辞めることを考え始めたときに大切にしたい視点

「辞めたい」という気持ちが強くなった場合でも、いくつか整理しておきたいポイントがあります。
「辞めたい理由」を自分の言葉で整理する
まず大切なのは、「なぜ辞めたいと感じているのか」を自分なりに整理することです。
「向いていないから」「つらいから」という気持ちの奥には、必ず具体的な理由があります。
たとえば、
- 業務量が多く、常に時間に追われている
- 人間関係に気を遣いすぎて疲れてしまった
- 夜勤や不規則な勤務が体に合わない
- やりがいを感じられなくなってきた
など、理由を書き出してみると、自分が何に一番しんどさを感じているのかが見えてきます。
原因がはっきりすると、「本当に仕事自体が合わないのか」「今の環境が合っていないのか」を切り分けて考えやすくなります。
これまでの経験をどう活かせるか
辞めることを考え始めると、「ここまで頑張ってきたのに無駄になるのでは」と感じる方も多いかもしれません。
しかし、看護・介護の現場で培ってきた経験は、決して簡単に得られるものではありません。
利用者さんや患者さんと向き合う中で身についた観察力やコミュニケーション力、チームで働く中で培われた調整力や責任感は、どんな職場でも活かせる力です。たとえ同じ職種を続けなかったとしても、これまでの経験がその後の選択を支えてくれる場面は必ずあります。
一人で抱え込まない
悩みが深くなるほど、人に相談することをためらってしまうことがあります。
しかし、自分だけで考え続けていると、どうしても視野が狭くなりがちです。
信頼できる同僚や先輩、家族に話してみるだけでも、気持ちが整理されることがあります。

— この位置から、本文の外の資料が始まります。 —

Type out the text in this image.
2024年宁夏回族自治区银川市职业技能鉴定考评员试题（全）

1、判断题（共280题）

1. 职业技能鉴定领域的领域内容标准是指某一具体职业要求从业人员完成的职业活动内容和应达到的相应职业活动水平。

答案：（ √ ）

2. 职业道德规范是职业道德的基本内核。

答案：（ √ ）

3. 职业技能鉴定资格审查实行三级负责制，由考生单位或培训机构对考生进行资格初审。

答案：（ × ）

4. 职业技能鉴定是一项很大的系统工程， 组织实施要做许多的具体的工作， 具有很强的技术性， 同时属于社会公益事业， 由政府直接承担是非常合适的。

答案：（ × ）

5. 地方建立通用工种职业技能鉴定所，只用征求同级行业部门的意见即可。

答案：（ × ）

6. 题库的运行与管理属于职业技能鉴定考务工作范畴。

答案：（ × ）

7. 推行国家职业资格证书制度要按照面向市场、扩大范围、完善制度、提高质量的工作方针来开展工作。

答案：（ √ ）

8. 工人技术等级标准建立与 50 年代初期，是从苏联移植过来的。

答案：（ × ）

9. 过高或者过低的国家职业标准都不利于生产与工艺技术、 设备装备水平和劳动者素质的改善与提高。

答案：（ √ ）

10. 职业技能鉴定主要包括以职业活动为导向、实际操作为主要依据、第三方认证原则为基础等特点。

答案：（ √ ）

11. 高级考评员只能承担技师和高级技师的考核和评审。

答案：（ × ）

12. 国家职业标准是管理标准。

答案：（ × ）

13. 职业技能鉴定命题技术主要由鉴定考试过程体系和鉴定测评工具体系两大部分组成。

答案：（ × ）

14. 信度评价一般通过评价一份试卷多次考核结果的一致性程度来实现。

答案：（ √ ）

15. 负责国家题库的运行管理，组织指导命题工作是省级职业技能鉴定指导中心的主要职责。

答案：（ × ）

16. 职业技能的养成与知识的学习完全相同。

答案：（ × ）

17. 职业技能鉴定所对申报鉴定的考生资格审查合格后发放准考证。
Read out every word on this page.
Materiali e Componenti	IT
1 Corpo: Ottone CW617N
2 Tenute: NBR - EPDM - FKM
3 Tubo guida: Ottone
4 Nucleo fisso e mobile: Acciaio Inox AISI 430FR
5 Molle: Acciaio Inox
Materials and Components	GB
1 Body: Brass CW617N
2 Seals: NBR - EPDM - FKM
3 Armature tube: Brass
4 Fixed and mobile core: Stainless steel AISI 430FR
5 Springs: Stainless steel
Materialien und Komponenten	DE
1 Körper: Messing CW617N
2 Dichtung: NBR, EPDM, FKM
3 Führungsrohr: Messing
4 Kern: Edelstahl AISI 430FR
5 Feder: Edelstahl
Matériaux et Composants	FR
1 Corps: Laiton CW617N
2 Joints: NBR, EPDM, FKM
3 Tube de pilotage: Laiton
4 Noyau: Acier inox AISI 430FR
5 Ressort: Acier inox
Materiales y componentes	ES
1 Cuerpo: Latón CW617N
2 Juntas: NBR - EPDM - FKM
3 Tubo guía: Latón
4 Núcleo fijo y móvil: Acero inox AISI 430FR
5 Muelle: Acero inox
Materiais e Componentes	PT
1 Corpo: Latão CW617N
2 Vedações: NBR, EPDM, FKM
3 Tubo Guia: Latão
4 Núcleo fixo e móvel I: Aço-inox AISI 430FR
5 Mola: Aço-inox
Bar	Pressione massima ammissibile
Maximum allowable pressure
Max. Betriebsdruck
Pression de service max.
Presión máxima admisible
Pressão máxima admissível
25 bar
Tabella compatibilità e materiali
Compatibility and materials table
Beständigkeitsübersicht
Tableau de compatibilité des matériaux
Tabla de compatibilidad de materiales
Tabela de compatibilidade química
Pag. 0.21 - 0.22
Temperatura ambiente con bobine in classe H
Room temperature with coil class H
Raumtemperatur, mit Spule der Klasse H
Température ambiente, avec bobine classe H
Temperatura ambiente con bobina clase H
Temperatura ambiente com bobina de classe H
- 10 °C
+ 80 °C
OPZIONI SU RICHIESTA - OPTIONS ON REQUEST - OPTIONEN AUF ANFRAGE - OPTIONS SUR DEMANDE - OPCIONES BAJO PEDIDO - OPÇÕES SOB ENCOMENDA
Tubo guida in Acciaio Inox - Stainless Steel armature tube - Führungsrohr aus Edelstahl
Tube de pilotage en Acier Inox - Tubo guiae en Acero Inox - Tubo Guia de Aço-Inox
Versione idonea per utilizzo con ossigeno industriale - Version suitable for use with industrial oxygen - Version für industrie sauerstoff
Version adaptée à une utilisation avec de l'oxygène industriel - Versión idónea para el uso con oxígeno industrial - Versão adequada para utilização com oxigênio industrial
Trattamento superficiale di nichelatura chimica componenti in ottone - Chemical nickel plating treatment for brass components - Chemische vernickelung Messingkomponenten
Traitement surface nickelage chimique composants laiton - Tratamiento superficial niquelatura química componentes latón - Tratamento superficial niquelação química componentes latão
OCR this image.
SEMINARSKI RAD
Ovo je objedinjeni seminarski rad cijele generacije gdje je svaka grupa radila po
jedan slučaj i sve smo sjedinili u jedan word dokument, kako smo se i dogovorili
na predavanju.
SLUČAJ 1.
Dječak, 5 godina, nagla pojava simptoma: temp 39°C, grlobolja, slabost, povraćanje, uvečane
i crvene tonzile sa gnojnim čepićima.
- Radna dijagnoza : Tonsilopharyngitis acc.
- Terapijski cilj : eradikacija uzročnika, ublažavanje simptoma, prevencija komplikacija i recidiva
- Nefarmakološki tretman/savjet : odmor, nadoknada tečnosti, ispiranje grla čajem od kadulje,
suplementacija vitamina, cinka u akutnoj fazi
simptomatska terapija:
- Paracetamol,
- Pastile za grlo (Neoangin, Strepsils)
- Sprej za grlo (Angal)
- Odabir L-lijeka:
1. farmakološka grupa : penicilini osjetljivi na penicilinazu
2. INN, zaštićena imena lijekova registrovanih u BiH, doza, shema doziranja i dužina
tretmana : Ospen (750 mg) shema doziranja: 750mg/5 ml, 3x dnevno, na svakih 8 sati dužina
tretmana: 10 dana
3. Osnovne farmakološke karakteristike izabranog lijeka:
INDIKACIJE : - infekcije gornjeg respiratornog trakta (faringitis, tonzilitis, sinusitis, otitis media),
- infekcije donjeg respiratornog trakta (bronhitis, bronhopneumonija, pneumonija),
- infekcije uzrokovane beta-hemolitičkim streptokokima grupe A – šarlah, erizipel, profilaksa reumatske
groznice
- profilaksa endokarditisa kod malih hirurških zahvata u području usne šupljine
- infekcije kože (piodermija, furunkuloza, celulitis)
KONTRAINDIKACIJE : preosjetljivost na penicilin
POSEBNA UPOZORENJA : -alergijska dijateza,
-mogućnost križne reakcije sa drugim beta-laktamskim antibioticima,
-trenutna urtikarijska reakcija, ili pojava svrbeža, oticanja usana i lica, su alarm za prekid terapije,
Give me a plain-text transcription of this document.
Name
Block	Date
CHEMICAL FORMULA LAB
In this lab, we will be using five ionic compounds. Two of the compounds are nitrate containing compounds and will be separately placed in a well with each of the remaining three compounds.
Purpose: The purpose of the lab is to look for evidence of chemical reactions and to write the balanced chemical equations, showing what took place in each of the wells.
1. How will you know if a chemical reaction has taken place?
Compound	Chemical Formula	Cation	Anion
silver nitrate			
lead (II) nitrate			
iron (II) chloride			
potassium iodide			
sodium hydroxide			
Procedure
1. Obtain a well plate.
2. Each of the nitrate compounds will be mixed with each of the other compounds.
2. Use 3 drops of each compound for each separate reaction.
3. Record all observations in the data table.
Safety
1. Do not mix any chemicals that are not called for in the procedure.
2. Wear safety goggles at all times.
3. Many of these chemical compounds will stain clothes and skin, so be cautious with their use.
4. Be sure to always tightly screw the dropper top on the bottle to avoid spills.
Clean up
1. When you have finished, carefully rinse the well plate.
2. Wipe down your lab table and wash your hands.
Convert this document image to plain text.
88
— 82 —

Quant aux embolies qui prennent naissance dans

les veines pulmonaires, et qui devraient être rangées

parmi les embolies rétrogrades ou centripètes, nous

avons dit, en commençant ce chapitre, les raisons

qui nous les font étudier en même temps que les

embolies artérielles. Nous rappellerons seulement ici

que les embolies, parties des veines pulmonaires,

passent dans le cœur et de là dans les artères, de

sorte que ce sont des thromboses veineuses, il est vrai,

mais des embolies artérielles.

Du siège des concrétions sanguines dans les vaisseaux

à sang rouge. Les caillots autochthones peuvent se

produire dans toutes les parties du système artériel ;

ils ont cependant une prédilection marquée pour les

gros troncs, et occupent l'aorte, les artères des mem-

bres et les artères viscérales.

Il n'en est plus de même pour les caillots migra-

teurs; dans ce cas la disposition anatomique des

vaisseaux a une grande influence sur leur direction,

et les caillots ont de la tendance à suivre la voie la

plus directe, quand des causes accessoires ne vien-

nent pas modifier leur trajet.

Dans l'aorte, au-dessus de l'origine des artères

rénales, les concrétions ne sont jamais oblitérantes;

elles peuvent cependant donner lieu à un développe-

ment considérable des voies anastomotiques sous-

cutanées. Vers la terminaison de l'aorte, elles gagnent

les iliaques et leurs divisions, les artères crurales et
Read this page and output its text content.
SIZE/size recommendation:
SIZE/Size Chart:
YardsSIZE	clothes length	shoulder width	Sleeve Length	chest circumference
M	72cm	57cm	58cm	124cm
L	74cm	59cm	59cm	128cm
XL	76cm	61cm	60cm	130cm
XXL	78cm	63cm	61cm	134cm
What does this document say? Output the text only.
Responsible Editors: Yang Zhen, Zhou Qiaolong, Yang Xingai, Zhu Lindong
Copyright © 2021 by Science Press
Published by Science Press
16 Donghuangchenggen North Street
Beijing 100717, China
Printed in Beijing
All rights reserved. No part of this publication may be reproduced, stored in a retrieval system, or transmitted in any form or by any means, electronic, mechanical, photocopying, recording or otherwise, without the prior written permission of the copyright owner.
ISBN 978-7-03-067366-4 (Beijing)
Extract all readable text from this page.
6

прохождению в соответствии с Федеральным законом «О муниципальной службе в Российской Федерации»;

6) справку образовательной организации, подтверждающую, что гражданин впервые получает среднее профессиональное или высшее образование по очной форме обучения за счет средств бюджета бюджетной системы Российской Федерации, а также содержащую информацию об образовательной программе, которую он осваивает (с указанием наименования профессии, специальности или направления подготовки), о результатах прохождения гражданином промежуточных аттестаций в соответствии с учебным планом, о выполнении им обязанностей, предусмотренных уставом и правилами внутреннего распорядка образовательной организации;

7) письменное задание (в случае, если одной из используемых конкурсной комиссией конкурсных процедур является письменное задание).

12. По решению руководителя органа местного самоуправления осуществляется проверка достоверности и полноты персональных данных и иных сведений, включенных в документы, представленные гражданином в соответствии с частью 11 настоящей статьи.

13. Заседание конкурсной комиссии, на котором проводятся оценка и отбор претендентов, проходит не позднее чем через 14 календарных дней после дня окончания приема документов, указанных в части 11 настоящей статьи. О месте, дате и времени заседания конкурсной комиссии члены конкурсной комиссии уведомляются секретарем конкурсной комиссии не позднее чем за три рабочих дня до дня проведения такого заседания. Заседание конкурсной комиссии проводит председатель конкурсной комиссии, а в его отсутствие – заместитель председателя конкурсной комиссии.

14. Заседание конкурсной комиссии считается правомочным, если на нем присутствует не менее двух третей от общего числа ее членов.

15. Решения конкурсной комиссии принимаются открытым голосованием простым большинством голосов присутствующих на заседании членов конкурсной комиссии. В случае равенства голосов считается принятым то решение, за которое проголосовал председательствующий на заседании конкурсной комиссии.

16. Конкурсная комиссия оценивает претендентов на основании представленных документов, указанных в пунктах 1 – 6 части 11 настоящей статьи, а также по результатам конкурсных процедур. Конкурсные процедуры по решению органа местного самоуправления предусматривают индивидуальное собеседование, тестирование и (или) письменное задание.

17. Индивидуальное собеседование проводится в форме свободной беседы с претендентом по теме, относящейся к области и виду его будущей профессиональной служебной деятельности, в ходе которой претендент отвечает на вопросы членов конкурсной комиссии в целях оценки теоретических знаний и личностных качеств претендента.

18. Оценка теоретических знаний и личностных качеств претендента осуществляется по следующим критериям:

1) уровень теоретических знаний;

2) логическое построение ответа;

また、看護・介護業界に詳しい転職支援サービスや相談窓口を利用すると、客観的な視点からアドバイスをもらえる場合もあります。
「辞めるかどうかを決めるために相談する」のではなく、「気持ちを整理するために話す」という感覚で頼ってみるのも一つの方法です。
まとめ

看護・介護の仕事で「向いていないかも」と感じることは、特別なことではありません。
それは、仕事に真剣に向き合ってきた証でもあります。
大切なのは、その気持ちを否定せず、なぜそう感じたのかを丁寧に見つめ直すことです。
環境を変える選択も、少し立ち止まる選択も、どちらも間違いではありません。
今感じている迷いが、これからの働き方を見直すきっかけとなり、あなたにとって無理のない道につながることを願っています。